Revenue Growth: Total operational revenues are expected to grow 9% year-over-year, with retail fixed income and new verticals as key drivers.
EBT Margin Target: Targeting an EBT margin of 30% by 2026.
Capital Distribution: Plan to return more than 50% of net income in both 2025 and 2026.
ROE Guidance: Expecting continued ROE expansion in the coming years.
BIS Ratio Guidance: Targeting a BIS ratio between 16% and 19%.
Share Buyback Program: XP Inc. announced a new share buyback program of BRL1 billion, which is part of their capital distribution plan. This program follows the completion of a previous buyback program of BRL1 billion, where treasury shares were canceled. The new program can be executed until December 2026.
Capital Distribution Plan: XP Inc. plans to return more than 50% of its net income in both 2025 and 2026 as part of its capital distribution strategy.
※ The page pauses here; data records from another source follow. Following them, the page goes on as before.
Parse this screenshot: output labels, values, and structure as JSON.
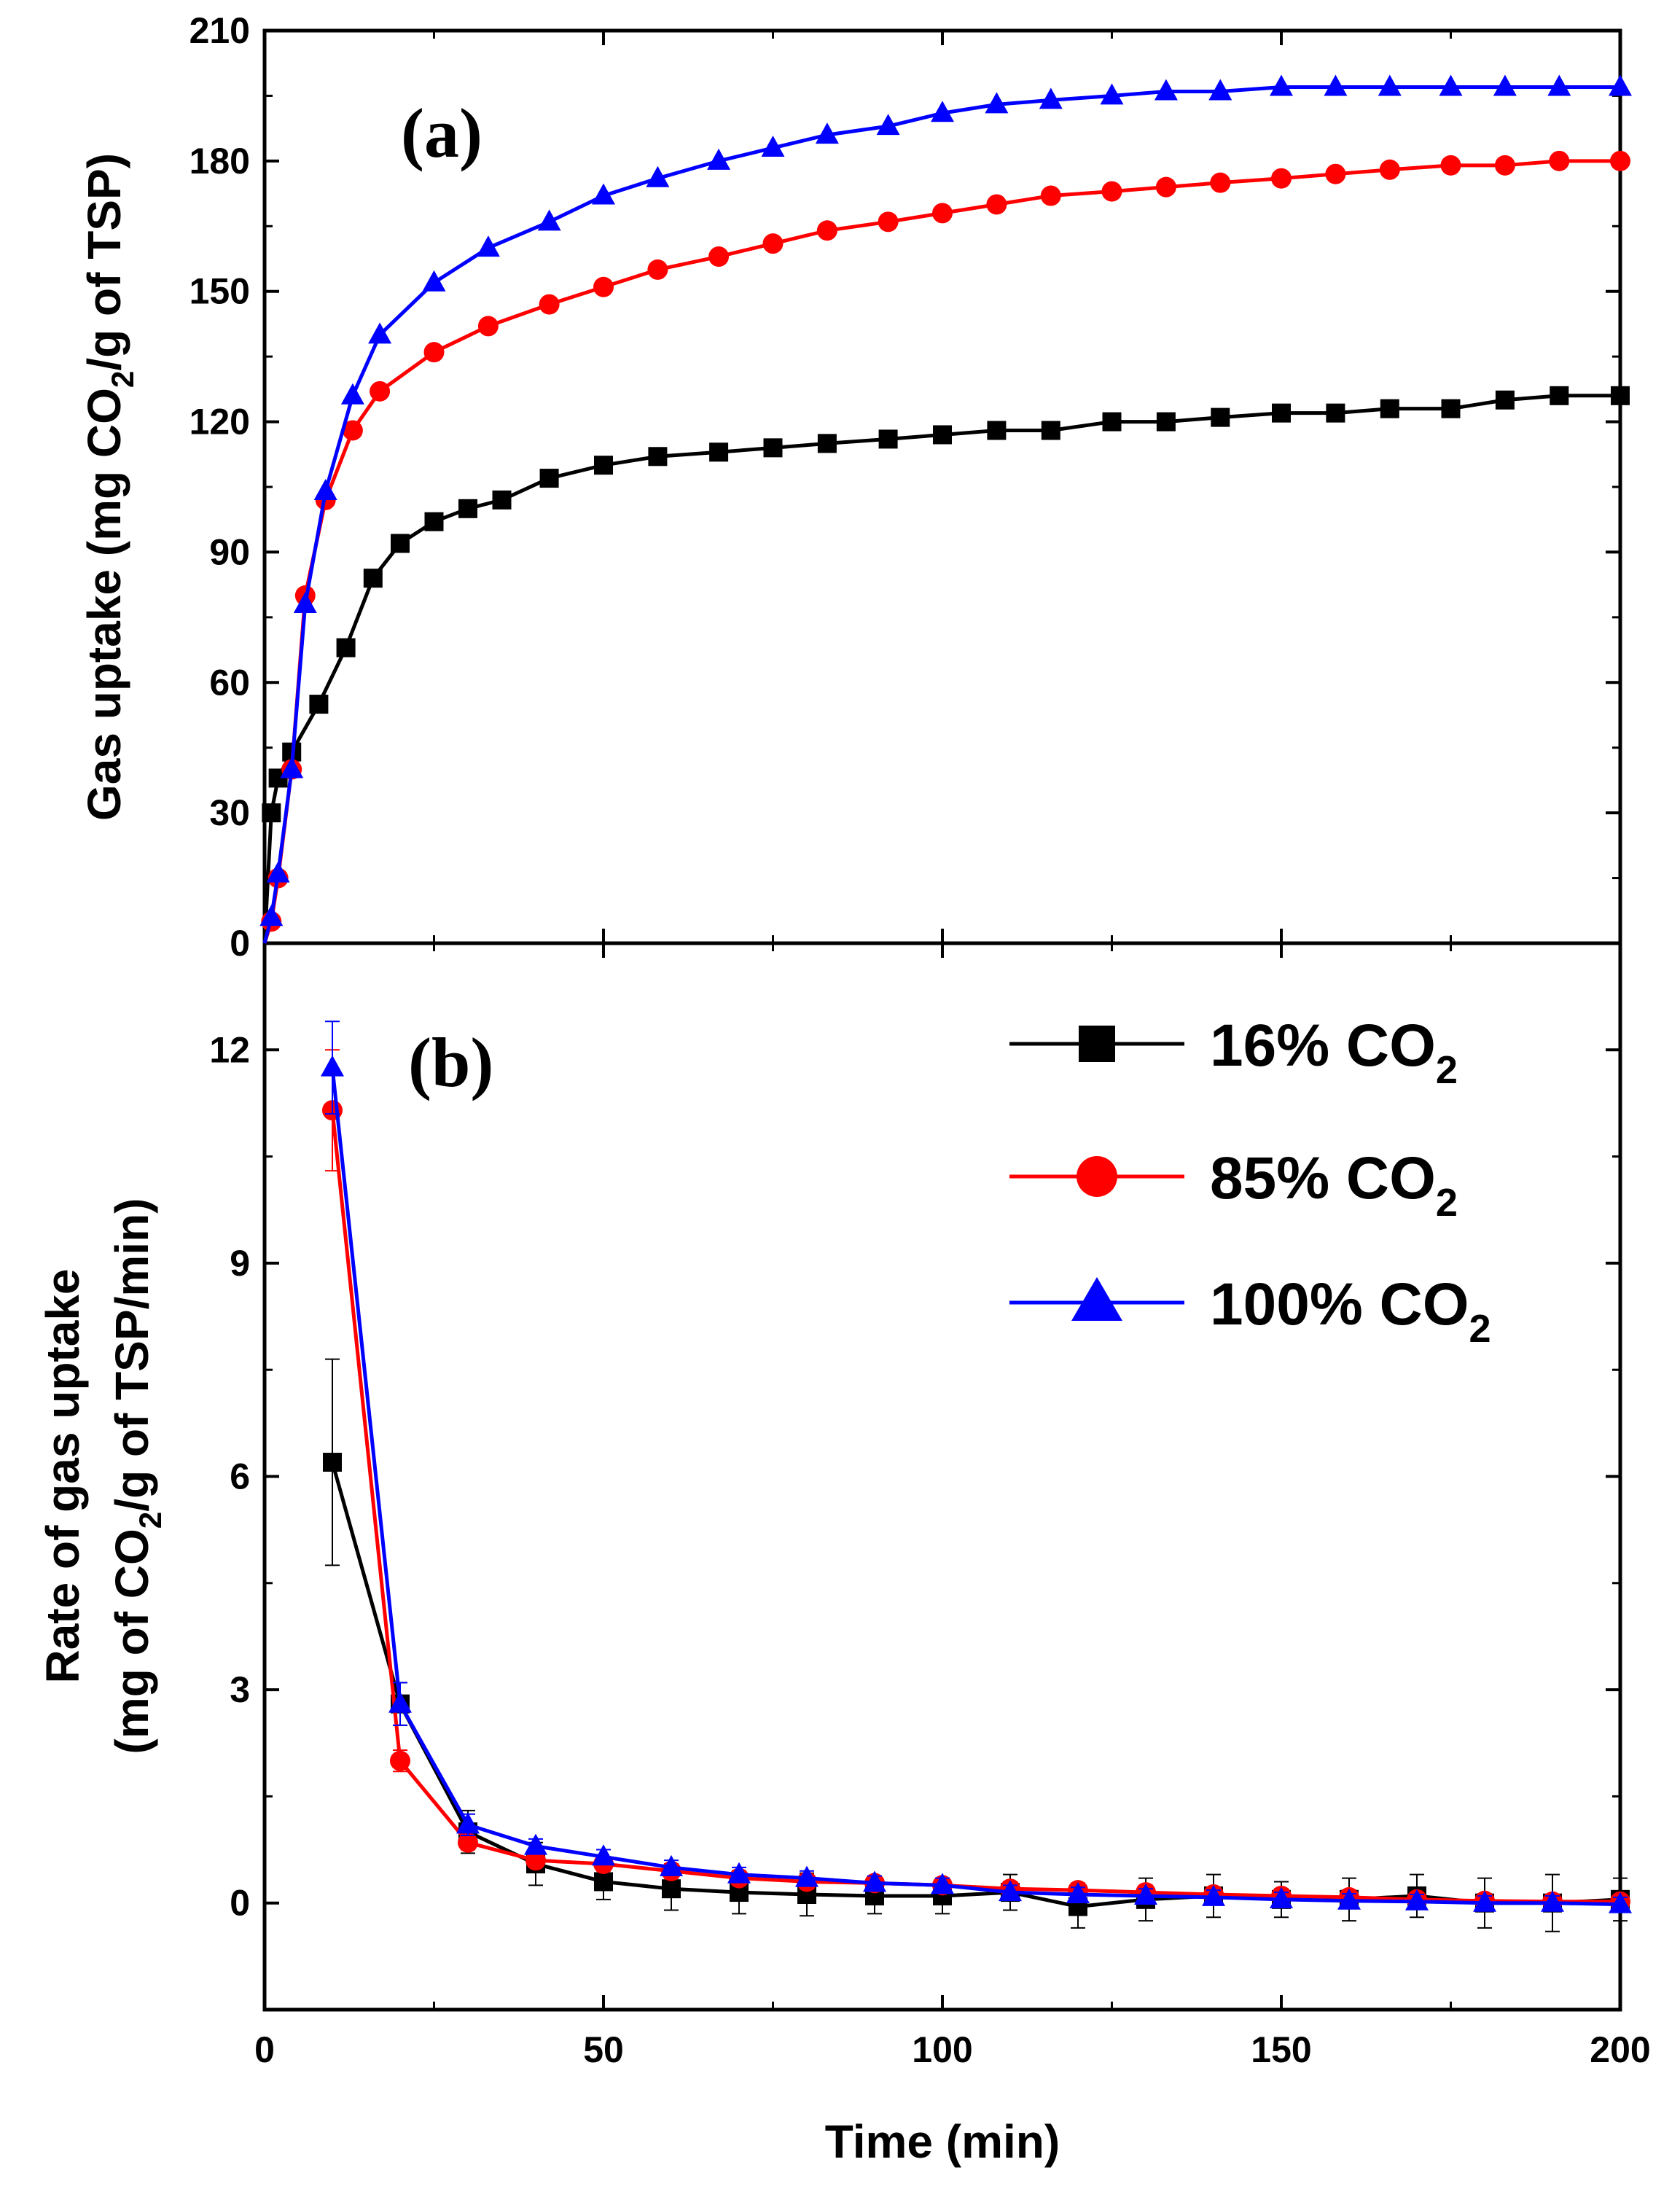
{
  "chart_data": [
    {
      "panel": "a",
      "type": "line",
      "title": "",
      "panel_label": "(a)",
      "xlabel": "Time (min)",
      "ylabel_parts": [
        "Gas uptake (mg CO",
        "2",
        "/g of TSP)"
      ],
      "xlim": [
        0,
        200
      ],
      "ylim": [
        0,
        210
      ],
      "yticks": [
        0,
        30,
        60,
        90,
        120,
        150,
        180,
        210
      ],
      "xticks": [
        0,
        50,
        100,
        150,
        200
      ],
      "series": [
        {
          "name": "16% CO2",
          "color": "#000000",
          "marker": "square",
          "x": [
            0,
            1,
            2,
            4,
            8,
            12,
            16,
            20,
            25,
            30,
            35,
            42,
            50,
            58,
            67,
            75,
            83,
            92,
            100,
            108,
            116,
            125,
            133,
            141,
            150,
            158,
            166,
            175,
            183,
            191,
            200
          ],
          "y": [
            0,
            30,
            38,
            44,
            55,
            68,
            84,
            92,
            97,
            100,
            102,
            107,
            110,
            112,
            113,
            114,
            115,
            116,
            117,
            118,
            118,
            120,
            120,
            121,
            122,
            122,
            123,
            123,
            125,
            126,
            126
          ]
        },
        {
          "name": "85% CO2",
          "color": "#ff0000",
          "marker": "circle",
          "x": [
            0,
            1,
            2,
            4,
            6,
            9,
            13,
            17,
            25,
            33,
            42,
            50,
            58,
            67,
            75,
            83,
            92,
            100,
            108,
            116,
            125,
            133,
            141,
            150,
            158,
            166,
            175,
            183,
            191,
            200
          ],
          "y": [
            0,
            5,
            15,
            40,
            80,
            102,
            118,
            127,
            136,
            142,
            147,
            151,
            155,
            158,
            161,
            164,
            166,
            168,
            170,
            172,
            173,
            174,
            175,
            176,
            177,
            178,
            179,
            179,
            180,
            180
          ]
        },
        {
          "name": "100% CO2",
          "color": "#0000ff",
          "marker": "triangle",
          "x": [
            0,
            1,
            2,
            4,
            6,
            9,
            13,
            17,
            25,
            33,
            42,
            50,
            58,
            67,
            75,
            83,
            92,
            100,
            108,
            116,
            125,
            133,
            141,
            150,
            158,
            166,
            175,
            183,
            191,
            200
          ],
          "y": [
            0,
            6,
            16,
            40,
            78,
            104,
            126,
            140,
            152,
            160,
            166,
            172,
            176,
            180,
            183,
            186,
            188,
            191,
            193,
            194,
            195,
            196,
            196,
            197,
            197,
            197,
            197,
            197,
            197,
            197
          ]
        }
      ]
    },
    {
      "panel": "b",
      "type": "line",
      "title": "",
      "panel_label": "(b)",
      "xlabel": "Time (min)",
      "ylabel_line1": "Rate of gas uptake",
      "ylabel_line2_parts": [
        "(mg of CO",
        "2",
        "/g of TSP/min)"
      ],
      "xlim": [
        0,
        200
      ],
      "ylim": [
        -1.5,
        13.5
      ],
      "yticks": [
        0,
        3,
        6,
        9,
        12
      ],
      "xticks": [
        0,
        50,
        100,
        150,
        200
      ],
      "x_tick_labels": [
        "0",
        "50",
        "100",
        "150",
        "200"
      ],
      "legend": {
        "position": "top-right",
        "entries": [
          {
            "prefix": "16% CO",
            "sub": "2",
            "color": "#000000",
            "marker": "square"
          },
          {
            "prefix": "85% CO",
            "sub": "2",
            "color": "#ff0000",
            "marker": "circle"
          },
          {
            "prefix": "100% CO",
            "sub": "2",
            "color": "#0000ff",
            "marker": "triangle"
          }
        ]
      },
      "series": [
        {
          "name": "16% CO2",
          "color": "#000000",
          "marker": "square",
          "x": [
            10,
            20,
            30,
            40,
            50,
            60,
            70,
            80,
            90,
            100,
            110,
            120,
            130,
            140,
            150,
            160,
            170,
            180,
            190,
            200
          ],
          "y": [
            6.2,
            2.8,
            1.0,
            0.55,
            0.3,
            0.2,
            0.15,
            0.12,
            0.1,
            0.1,
            0.15,
            -0.05,
            0.05,
            0.1,
            0.05,
            0.05,
            0.1,
            0.0,
            0.0,
            0.05
          ],
          "err": [
            1.45,
            0.3,
            0.3,
            0.3,
            0.25,
            0.3,
            0.3,
            0.3,
            0.25,
            0.25,
            0.25,
            0.3,
            0.3,
            0.3,
            0.25,
            0.3,
            0.3,
            0.35,
            0.4,
            0.3
          ]
        },
        {
          "name": "85% CO2",
          "color": "#ff0000",
          "marker": "circle",
          "x": [
            10,
            20,
            30,
            40,
            50,
            60,
            70,
            80,
            90,
            100,
            110,
            120,
            130,
            140,
            150,
            160,
            170,
            180,
            190,
            200
          ],
          "y": [
            11.15,
            2.0,
            0.85,
            0.6,
            0.55,
            0.45,
            0.35,
            0.3,
            0.28,
            0.25,
            0.2,
            0.18,
            0.15,
            0.12,
            0.1,
            0.08,
            0.05,
            0.03,
            0.02,
            0.02
          ],
          "err": [
            0.85,
            0.15,
            0.1,
            0.1,
            0.1,
            0.1,
            0.1,
            0.1,
            0.1,
            0.1,
            0.1,
            0.1,
            0.1,
            0.1,
            0.1,
            0.1,
            0.1,
            0.1,
            0.1,
            0.1
          ]
        },
        {
          "name": "100% CO2",
          "color": "#0000ff",
          "marker": "triangle",
          "x": [
            10,
            20,
            30,
            40,
            50,
            60,
            70,
            80,
            90,
            100,
            110,
            120,
            130,
            140,
            150,
            160,
            170,
            180,
            190,
            200
          ],
          "y": [
            11.75,
            2.8,
            1.1,
            0.8,
            0.65,
            0.5,
            0.4,
            0.35,
            0.28,
            0.25,
            0.15,
            0.12,
            0.1,
            0.08,
            0.05,
            0.03,
            0.02,
            0.0,
            0.0,
            -0.02
          ],
          "err": [
            0.65,
            0.3,
            0.15,
            0.1,
            0.1,
            0.1,
            0.1,
            0.1,
            0.1,
            0.1,
            0.1,
            0.1,
            0.1,
            0.1,
            0.1,
            0.1,
            0.1,
            0.1,
            0.1,
            0.1
          ]
        }
      ]
    }
  ]
}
The earnings call highlights strong growth in retail net new money, credit card, and insurance sectors, along with a robust shareholder return plan. The Q&A reveals management's optimism about Q4 performance and future guidance, despite some uncertainties in fixed income and expenses. The planned share buyback and dividend distribution further enhance the positive outlook, suggesting a potential stock price increase of 2% to 8% over the next two weeks.
The earnings call summary reveals strong financial performance with significant growth in client assets, net new money, and life insurance premiums. The share buyback program and expected revenue growth provide additional positive sentiment. Despite a 30% decrease in issuer services revenue, other segments like corporate revenues grew. The Q&A session reinforced management's confidence in achieving targets, with a focus on strategic investments and maintaining a strong capital position. Overall, these factors suggest a positive stock price movement, with the potential for increased dividends and buybacks further supporting this outlook.
The earnings call summary presents strong financial performance, with record high net income and robust growth in client assets and net new money. The new share buyback program further supports a positive outlook. Despite some regulatory and competitive risks, the optimistic guidance on ROE and capital generation, along with the management's commitment to efficiency, indicates a positive sentiment. The Q&A section revealed no major concerns, and management's cautious optimism about future performance supports a positive stock price reaction.
The company's financial performance is strong with record net income and significant growth across multiple metrics. The share buyback program and capital distribution plan are positive for shareholder returns. Despite some competitive pressures and economic challenges, management remains optimistic about future growth and efficiency. The Q&A revealed confidence in revenue growth and ROE improvement. Overall, the positive financial metrics and shareholder-focused strategies outweigh the concerns, leading to a positive sentiment.